Nevertheless, it's proved far more difficult to get Afghan interpreters, and their conditions of service are far different than what was encountered in Iraq. There, interpreters faced much danger from the terrorists, who threatened the Iraqi interpreters, as well as their families. Eventually, the interpreters were allowed to live on American bases.

But there were other ways to get Arabic interpreters, such as hiring them from other Arab nations. This isn't as easy as it sounds, because not a lot of these non-Iraqi Arabs can easily deal with the Iraqi dialect. But the money is attractive, and many of these linguists have learned the Iraqi dialect in order to get these jobs.
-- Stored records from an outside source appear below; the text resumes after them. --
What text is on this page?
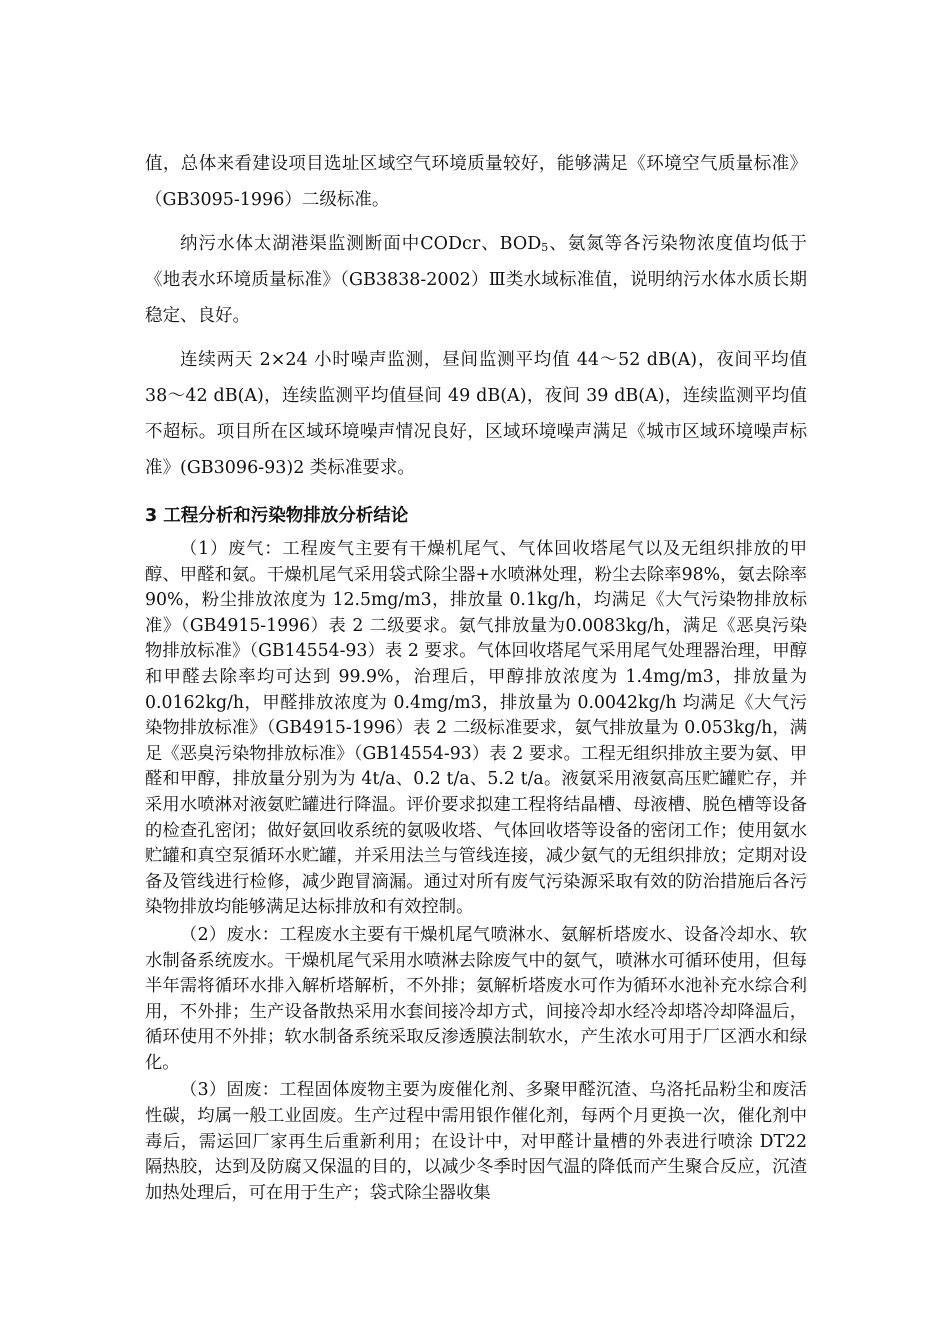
值，总体来看建设项目选址区域空气环境质量较好，能够满足《环境空气质量标准》（GB3095-1996）二级标准。

纳污水体太湖港渠监测断面中CODcr、$BOD_5$、氨氮等各污染物浓度值均低于《地表水环境质量标准》（GB3838-2002）Ⅲ类水域标准值，说明纳污水体水质长期稳定、良好。

连续两天 2×24 小时噪声监测，昼间监测平均值 44～52 dB(A)，夜间平均值 38～42 dB(A)，连续监测平均值昼间 49 dB(A)，夜间 39 dB(A)，连续监测平均值不超标。项目所在区域环境噪声情况良好，区域环境噪声满足《城市区域环境噪声标准》(GB3096-93)2 类标准要求。

3 工程分析和污染物排放分析结论

（1）废气：工程废气主要有干燥机尾气、气体回收塔尾气以及无组织排放的甲醇、甲醛和氨。干燥机尾气采用袋式除尘器+水喷淋处理，粉尘去除率98%，氨去除率 90%，粉尘排放浓度为 12.5mg/m3，排放量 0.1kg/h，均满足《大气污染物排放标准》（GB4915-1996）表 2 二级要求。氨气排放量为0.0083kg/h，满足《恶臭污染物排放标准》（GB14554-93）表 2 要求。气体回收塔尾气采用尾气处理器治理，甲醇和甲醛去除率均可达到 99.9%，治理后，甲醇排放浓度为 1.4mg/m3，排放量为 0.0162kg/h，甲醛排放浓度为 0.4mg/m3，排放量为 0.0042kg/h 均满足《大气污染物排放标准》（GB4915-1996）表 2 二级标准要求，氨气排放量为 0.053kg/h，满足《恶臭污染物排放标准》（GB14554-93）表 2 要求。工程无组织排放主要为氨、甲醛和甲醇，排放量分别为为 4t/a、0.2 t/a、5.2 t/a。液氨采用液氨高压贮罐贮存，并采用水喷淋对液氨贮罐进行降温。评价要求拟建工程将结晶槽、母液槽、脱色槽等设备的检查孔密闭；做好氨回收系统的氨吸收塔、气体回收塔等设备的密闭工作；使用氨水贮罐和真空泵循环水贮罐，并采用法兰与管线连接，减少氨气的无组织排放；定期对设备及管线进行检修，减少跑冒滴漏。通过对所有废气污染源采取有效的防治措施后各污染物排放均能够满足达标排放和有效控制。

（2）废水：工程废水主要有干燥机尾气喷淋水、氨解析塔废水、设备冷却水、软水制备系统废水。干燥机尾气采用水喷淋去除废气中的氨气，喷淋水可循环使用，但每半年需将循环水排入解析塔解析，不外排；氨解析塔废水可作为循环水池补充水综合利用，不外排；生产设备散热采用水套间接冷却方式，间接冷却水经冷却塔冷却降温后，循环使用不外排；软水制备系统采取反渗透膜法制软水，产生浓水可用于厂区洒水和绿化。

（3）固废：工程固体废物主要为废催化剂、多聚甲醛沉渣、乌洛托品粉尘和废活性碳，均属一般工业固废。生产过程中需用银作催化剂，每两个月更换一次，催化剂中毒后，需运回厂家再生后重新利用；在设计中，对甲醛计量槽的外表进行喷涂 DT22 隔热胶，达到及防腐又保温的目的，以减少冬季时因气温的降低而产生聚合反应，沉渣加热处理后，可在用于生产；袋式除尘器收集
There is also a feeling that Iraq will soon present many economic opportunities, providing less dangerous work for non-Iraqis who understand the Iraqi dialect. Some Arabic speaking Americans, after one tour in Iraq, have comes back to help with screening English speaking Arabs applying for interpreters. To attract the needed number of interpreters, many of the supervisory and screening personnel are hired via contractors. That way, these people, who are in short supply, can be offered enough money to induce them to take on this work.

It's very different in Afghanistan. There are far fewer bi-lingual Afghans available for the work. Illiteracy, and a general lack of education, is far greater in Afghanistan. There are far fewer Afghan speakers outside of Afghanistan. There are many Dari speakers (sort of a common second language in Afghanistan) outside of the country, but most are in Iran, and not available for recruiting.

Although the U.S. military has about 17,000 troops who speak languages like Arabic, Chinese, Farsi (Iran), Urdu (Pakistan), Hindi, and Korean, there simply aren't enough for operations in Iraq and Afghanistan. Meanwhile, the Department of Defense is establishing the Civilian Linguist Reserve. Those who qualify (in terms of skills, and ability to get a security clearance) would be paid a monthly fee to be available, in an emergency, to come work for the military. The Pentagon found a lot of American Arabic speakers during the Iraq war, because these civilians went to work for contractors, or directly for the government, to provide translation services in the United States, Iraq and Afghanistan. But Pushto and Dari speakers are much harder to find.